Я вовсе не собирался принимать предложение Вестингауза (если бы я решил остаться в Америке, то это был бы Гарвард), а поехал в Питтсбург на чужой счет исключительно из любопытства. Дым, который, если судить по довоенным фотографиям, действительно тогда висел над городом, теперь исчез, но в большинстве зданий еще стояли электростатические аппараты для поглощения пыли. Кроме лабораторий мне показали еще университет, дурацкое сооружение в виде готической башни, которое носило громкое название «Собора науки». (Я вспомнил о нем три года спустя в Москве при виде МГУ, здания иного стиля, но столь же нелепого.)

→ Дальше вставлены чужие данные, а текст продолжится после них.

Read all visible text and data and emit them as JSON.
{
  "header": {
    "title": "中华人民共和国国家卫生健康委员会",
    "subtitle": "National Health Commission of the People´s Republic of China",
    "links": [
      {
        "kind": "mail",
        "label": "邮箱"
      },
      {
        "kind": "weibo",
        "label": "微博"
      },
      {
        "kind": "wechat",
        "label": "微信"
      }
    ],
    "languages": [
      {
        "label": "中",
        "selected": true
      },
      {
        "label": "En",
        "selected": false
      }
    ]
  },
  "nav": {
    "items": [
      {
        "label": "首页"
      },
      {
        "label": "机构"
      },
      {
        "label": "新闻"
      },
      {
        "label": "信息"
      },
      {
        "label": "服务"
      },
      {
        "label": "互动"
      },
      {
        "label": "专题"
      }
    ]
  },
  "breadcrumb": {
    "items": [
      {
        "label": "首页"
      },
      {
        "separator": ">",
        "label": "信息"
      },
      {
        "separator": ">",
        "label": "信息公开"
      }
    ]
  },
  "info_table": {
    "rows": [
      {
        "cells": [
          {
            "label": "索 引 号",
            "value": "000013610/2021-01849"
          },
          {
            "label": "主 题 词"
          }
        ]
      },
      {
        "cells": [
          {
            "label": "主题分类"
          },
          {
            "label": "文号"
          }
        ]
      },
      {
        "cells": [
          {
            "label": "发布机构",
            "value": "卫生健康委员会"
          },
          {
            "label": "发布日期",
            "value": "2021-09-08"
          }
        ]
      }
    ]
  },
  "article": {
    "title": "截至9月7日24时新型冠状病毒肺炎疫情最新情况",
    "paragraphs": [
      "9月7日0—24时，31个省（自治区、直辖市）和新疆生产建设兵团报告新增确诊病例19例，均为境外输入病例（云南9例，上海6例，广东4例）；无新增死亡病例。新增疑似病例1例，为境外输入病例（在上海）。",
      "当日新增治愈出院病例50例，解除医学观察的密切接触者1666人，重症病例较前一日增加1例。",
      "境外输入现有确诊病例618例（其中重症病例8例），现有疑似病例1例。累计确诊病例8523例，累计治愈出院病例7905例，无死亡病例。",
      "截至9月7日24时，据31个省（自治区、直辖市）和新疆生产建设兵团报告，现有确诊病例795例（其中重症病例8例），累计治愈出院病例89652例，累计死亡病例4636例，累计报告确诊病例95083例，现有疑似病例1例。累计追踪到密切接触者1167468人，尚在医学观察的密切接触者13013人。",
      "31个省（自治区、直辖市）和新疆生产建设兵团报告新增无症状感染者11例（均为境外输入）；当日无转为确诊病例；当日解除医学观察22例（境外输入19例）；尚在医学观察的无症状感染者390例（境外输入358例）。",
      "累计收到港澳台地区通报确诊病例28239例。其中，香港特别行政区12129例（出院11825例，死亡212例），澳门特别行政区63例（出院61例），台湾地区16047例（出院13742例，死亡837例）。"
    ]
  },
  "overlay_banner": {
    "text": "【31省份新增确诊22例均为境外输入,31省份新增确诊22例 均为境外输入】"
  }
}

Но еще о Вестингаузе. Много лет спустя (не помню сколько) в Париж приехал их эмиссар, чтобы привлечь меня в Питтсбург. (Хочу надеяться, что у него были и другие причины для поездки.) С этим эмиссаром, неплохим специалистом в области физики твердого тела из Чикаго, я встречался пару раз. Фамилия его была Адамс (в английском издании я наградил его прозрачным псевдонимом Эвас). У него была странная особенность: он держался очень прямо, как истукан, и все его жесты были резкими и скачкообразными, как у автомата. С этим связана забавная история. В то время в Чикагском университете работал великий Ферми. В профессорской столовой университета, где иногда столовались и Ферми, и Адамс, работал официантом один простачок-итальянец, который боготворил своего соотечественника Ферми. И вот несколько молодых физиков разыграли бедного парня, убедив его, что Адамс на самом деле является роботом, построенным его кумиром, Энрико Ферми. После этого каждый раз, принося Адамсу его заказ, итальянец долго вертелся около стола, чтобы посмотреть, как «робот» будет принимать пищу.